Paper Potential Changes to the Taxation of Carried Interests in Commercial Real Estate

This paper examines the impact of increasing the tax rate applied to carried (or promoted) interests in the context of U.S. commercial real estate investing. Under current tax law, this disproportionate share of cash flow distributions is typically taxed at the capital-gain tax rate rather than at the ordinary-income tax rate. This carried interest “loophole” remains a contentious political issue. The literature is divided; some advance arguments for taxing carried interest at ordinary income rates, while other research defends the current tax treatment. However, no research of which we are aware has attempted to quantify the benefit of this favorable tax treatment to commercial real estate investors, especially general partners. We attempt to fill this gap in the literature. Due to the complexities of the Tax Code, no closed-form solution is available; instead, a detailed financial model is constructed. The paper relies on two metrics to quantify the impacts of changing tax rates: the effective tax rate and arc elasticities. Our primary findings can be summarized as follows.

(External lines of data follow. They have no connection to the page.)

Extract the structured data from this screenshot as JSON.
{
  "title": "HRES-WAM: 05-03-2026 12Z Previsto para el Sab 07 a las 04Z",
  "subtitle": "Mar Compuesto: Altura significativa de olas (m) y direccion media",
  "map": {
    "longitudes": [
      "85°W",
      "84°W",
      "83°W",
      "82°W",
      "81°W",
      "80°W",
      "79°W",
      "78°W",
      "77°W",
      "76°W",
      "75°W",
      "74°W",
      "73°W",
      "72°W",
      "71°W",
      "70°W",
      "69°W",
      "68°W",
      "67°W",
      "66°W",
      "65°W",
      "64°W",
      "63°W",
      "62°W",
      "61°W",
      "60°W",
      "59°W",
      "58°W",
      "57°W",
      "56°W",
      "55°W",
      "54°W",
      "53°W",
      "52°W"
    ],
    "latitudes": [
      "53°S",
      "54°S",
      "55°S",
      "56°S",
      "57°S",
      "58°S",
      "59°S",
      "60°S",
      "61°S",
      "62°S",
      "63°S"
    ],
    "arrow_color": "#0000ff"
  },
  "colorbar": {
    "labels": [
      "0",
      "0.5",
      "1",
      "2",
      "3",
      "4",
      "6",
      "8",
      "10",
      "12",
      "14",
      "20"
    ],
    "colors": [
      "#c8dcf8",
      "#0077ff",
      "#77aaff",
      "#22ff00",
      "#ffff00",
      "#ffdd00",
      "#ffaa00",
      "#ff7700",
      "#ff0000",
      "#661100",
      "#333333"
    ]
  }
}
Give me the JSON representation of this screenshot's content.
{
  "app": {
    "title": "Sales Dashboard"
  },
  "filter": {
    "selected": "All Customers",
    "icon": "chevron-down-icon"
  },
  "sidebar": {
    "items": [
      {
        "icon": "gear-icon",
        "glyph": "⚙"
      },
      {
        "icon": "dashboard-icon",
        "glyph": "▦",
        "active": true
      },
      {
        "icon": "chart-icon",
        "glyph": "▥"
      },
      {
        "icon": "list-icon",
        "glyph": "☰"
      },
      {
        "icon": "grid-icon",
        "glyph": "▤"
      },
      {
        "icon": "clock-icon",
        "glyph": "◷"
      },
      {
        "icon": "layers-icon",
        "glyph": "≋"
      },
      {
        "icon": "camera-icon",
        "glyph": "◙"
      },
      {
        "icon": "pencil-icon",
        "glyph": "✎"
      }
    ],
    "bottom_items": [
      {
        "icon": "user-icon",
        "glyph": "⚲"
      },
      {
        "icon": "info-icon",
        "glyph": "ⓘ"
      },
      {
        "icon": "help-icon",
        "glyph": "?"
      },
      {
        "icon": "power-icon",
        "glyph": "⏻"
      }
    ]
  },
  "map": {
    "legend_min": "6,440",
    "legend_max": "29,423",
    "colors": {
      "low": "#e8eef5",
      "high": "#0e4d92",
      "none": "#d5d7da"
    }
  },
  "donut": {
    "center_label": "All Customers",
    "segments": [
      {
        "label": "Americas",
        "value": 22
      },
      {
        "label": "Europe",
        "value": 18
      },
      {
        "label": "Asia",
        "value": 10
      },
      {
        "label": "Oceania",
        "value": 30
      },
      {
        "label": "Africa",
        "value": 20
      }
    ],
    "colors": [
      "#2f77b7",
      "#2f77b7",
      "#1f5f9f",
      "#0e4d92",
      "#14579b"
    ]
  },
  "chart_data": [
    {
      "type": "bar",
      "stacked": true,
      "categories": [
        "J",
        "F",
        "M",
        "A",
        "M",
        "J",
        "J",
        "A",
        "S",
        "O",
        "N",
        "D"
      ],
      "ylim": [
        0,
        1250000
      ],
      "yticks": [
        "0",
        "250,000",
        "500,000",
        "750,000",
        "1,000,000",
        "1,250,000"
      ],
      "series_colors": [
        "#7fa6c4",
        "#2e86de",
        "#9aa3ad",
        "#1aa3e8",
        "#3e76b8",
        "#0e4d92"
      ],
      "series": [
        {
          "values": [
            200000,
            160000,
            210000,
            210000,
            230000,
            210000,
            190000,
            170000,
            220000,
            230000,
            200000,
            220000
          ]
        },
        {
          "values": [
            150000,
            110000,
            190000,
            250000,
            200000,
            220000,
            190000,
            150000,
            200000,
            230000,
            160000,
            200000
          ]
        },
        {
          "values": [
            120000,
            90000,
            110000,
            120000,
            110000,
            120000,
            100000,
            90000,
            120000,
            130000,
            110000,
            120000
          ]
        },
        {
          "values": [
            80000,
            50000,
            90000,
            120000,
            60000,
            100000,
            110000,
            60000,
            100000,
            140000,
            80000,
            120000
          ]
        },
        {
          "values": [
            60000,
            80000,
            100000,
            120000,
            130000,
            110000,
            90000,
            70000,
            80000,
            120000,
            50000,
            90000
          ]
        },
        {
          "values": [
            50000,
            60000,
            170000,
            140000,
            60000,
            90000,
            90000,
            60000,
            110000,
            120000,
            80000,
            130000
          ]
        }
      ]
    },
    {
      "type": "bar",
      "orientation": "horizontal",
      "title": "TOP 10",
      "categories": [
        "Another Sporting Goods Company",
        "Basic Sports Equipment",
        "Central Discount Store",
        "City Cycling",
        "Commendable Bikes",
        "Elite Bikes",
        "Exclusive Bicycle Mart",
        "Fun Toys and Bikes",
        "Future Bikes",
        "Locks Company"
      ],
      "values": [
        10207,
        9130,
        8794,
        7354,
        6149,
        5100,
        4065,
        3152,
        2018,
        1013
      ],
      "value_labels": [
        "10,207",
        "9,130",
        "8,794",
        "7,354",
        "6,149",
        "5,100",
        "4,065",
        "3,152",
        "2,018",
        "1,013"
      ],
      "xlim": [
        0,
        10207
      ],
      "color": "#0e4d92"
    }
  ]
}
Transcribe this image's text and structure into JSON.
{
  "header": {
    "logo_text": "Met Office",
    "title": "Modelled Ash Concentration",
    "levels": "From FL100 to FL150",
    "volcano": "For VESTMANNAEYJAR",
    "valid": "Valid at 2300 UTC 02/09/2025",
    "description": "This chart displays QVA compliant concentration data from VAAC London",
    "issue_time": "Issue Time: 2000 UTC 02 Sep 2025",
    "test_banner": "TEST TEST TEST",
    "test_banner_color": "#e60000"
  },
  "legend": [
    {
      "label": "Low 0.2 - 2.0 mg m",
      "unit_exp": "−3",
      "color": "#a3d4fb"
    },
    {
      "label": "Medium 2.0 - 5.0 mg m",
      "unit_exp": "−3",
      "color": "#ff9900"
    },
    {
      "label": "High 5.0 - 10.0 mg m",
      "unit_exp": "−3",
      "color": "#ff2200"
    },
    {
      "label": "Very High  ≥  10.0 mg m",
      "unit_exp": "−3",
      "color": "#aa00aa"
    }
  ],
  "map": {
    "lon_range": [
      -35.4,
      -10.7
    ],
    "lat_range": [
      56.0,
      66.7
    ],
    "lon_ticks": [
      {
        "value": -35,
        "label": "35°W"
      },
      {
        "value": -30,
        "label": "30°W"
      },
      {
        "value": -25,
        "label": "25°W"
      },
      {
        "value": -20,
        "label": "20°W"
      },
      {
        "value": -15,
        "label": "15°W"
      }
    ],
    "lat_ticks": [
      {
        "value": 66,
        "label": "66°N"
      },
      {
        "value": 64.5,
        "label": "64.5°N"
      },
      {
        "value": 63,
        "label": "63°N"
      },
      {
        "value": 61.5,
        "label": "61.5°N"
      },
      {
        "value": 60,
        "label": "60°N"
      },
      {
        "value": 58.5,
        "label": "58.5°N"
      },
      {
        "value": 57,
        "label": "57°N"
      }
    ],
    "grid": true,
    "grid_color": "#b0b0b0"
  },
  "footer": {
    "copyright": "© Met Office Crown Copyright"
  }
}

The GP’s effective tax rate for the base case scenario is 12.32%, which is 4.75 percentage points lower than the LPs’ effective tax rate of 17.07%. However, if the GP’s “pure” carried interest is taxed at a 40% instead of 23.8%, the GP’s effective tax rate increases by 6.85 percentage points to 19.17%. The average arc elasticities of after-tax returns with respect to changes in the assumed capital gains rates are greater – in absolute value – for the LPs than for the GP. In other words, efforts to increase the capital gains rate to something approaching the ordinary-income rates would be more detrimental to the after-tax returns of the LPs than the GP. Should new legislation produce an increase in the capital gains rate, myopic LPs and/or GPs might favor increasing leverage and/or investing in riskier properties to offset the negative effects of legislative action.